Alcuni ciclisti di Lazio, Sicilia e Piemonte prima della presentazione, l’8 settembre a Lerici (Michele Pelacci/il Post)

Oltre a 17 rappresentative regionali italiane, tra i 174 ciclisti quest’anno al Lunigiana ci sono quelli di 12 squadre nazionali, tra cui Belgio, Colombia, Kazakistan, Messico e Lettonia. Nel Belgio c’è il campione in carica: Seff Van Kerckhove, che nel 2025 divenne il primo corridore al primo anno della categoria juniores a vincere il Lunigiana.

Dopo tre anni con un vincitore francese, tra i giovani corridori più attesi di questa edizione ci sono Patrik Pezzo Rosola (Veneto), Brandon Fedrizzi (Bolzano) ed Enrico Balliana (Sardegna). Tanti italiani sono anche in competizione tra loro per una convocazione ai Mondiali, che saranno a fine mese in Canada: finora sono uscite solo le pre-convocazioni, e andare forte al Lunigiana è un bel modo per mettersi in mostra.

Remco Evenepoel al Lunigiana nel 2018: aveva smesso col calcio da poco più di un anno (era stato capitano di alcune nazionali giovanili belghe)

Oltre a chi corre, al Lunigiana maschile ci sono circa 300 persone. Sono giudici di corsa, accompagnatori, cronometristi, medici, personale del cambio ruote, fotografi, giornalisti, interpreti, ospiti, autisti e volontari. Molti di loro sono lì come volontari: la corsa rientra delle spese grazie agli sponsor, ma non riesce a mettere granché da parte.

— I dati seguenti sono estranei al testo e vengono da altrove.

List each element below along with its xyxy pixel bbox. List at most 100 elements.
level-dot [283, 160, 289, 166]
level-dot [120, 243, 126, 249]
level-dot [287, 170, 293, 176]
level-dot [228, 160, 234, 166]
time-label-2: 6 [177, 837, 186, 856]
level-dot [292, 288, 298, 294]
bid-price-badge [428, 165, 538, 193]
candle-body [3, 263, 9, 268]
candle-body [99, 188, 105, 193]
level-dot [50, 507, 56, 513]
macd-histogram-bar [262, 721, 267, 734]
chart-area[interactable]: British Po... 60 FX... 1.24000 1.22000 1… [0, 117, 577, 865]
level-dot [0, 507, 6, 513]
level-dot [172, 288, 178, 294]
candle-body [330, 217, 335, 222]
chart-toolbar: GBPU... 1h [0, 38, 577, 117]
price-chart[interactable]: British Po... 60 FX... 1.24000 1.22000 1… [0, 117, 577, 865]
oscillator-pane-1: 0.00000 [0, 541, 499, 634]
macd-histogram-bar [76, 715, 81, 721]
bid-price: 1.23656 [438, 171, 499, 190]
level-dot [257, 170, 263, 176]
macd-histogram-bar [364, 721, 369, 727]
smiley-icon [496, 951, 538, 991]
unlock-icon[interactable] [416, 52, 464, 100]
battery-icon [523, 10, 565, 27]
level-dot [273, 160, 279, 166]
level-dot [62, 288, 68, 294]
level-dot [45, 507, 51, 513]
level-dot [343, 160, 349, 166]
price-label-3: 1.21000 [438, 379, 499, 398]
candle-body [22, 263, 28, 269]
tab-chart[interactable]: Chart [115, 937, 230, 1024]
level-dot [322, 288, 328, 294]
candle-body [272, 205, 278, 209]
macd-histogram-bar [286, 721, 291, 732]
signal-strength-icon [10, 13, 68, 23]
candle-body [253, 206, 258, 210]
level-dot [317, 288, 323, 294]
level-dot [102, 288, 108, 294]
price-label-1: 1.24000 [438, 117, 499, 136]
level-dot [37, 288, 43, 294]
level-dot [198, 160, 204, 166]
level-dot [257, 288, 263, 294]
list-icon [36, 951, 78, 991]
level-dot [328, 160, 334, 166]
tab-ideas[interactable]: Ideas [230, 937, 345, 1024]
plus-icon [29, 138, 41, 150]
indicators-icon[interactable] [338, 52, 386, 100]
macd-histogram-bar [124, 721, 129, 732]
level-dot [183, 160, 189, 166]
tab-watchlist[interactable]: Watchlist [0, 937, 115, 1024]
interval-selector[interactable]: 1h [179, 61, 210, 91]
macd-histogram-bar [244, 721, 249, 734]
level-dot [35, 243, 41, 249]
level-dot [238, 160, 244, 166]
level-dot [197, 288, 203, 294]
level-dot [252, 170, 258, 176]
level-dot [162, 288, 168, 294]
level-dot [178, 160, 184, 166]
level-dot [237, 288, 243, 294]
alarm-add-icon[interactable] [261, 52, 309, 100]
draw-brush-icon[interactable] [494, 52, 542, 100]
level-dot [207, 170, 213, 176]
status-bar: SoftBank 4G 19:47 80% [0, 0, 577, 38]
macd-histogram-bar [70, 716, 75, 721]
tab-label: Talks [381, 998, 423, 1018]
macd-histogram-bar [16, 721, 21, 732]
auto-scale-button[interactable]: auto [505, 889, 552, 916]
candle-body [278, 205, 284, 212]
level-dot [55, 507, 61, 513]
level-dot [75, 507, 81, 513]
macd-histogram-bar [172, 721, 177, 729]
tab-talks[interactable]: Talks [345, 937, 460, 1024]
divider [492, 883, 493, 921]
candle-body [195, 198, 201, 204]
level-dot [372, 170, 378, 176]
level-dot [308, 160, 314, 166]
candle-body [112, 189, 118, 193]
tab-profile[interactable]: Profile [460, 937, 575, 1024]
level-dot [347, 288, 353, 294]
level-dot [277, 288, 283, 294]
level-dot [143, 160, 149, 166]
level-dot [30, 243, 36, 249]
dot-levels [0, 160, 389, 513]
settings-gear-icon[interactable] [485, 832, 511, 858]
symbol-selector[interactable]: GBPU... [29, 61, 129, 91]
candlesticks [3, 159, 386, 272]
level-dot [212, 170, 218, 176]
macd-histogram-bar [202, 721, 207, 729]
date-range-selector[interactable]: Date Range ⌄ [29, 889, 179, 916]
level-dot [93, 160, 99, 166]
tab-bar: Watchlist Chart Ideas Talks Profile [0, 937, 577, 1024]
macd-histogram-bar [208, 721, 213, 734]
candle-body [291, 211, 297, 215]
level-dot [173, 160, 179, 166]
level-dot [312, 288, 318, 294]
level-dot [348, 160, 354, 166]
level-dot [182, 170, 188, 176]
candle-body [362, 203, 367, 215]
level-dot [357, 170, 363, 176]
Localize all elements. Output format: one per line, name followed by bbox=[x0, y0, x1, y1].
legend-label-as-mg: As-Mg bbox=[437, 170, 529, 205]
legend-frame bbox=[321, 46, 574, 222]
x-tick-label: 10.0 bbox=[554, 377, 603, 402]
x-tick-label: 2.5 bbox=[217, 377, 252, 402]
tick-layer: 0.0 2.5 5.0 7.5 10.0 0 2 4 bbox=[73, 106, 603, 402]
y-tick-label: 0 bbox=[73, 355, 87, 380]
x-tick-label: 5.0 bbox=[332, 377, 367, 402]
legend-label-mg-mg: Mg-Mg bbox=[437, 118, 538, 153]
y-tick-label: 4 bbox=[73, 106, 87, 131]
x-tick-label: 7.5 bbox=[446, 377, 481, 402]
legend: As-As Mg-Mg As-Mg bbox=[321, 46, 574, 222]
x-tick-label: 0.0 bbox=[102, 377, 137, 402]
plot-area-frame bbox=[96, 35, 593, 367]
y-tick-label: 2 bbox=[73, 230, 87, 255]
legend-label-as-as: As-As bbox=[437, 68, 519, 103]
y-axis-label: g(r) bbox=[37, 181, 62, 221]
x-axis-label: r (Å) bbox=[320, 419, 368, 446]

Nonostante sia una corsa con lunghi tratti sul lungomare ligure, molto affollato anche nelle ultime settimane d’estate, Petacchi dice che molti comuni sono interessati a ospitare una partenza o un arrivo del Lunigiana, che da cinque anni ha anche una corsa femminile in due tappe. Negli ultimi anni la corsa, che talvolta esce dalle province più prettamente associate all’area della Lunigiana, è partita da piazza De Ferrari a Genova o dai pressi della grotta Byron di Portovenere. Quest’anno arriverà per la prima volta a Riomaggiore, nelle Cinque Terre.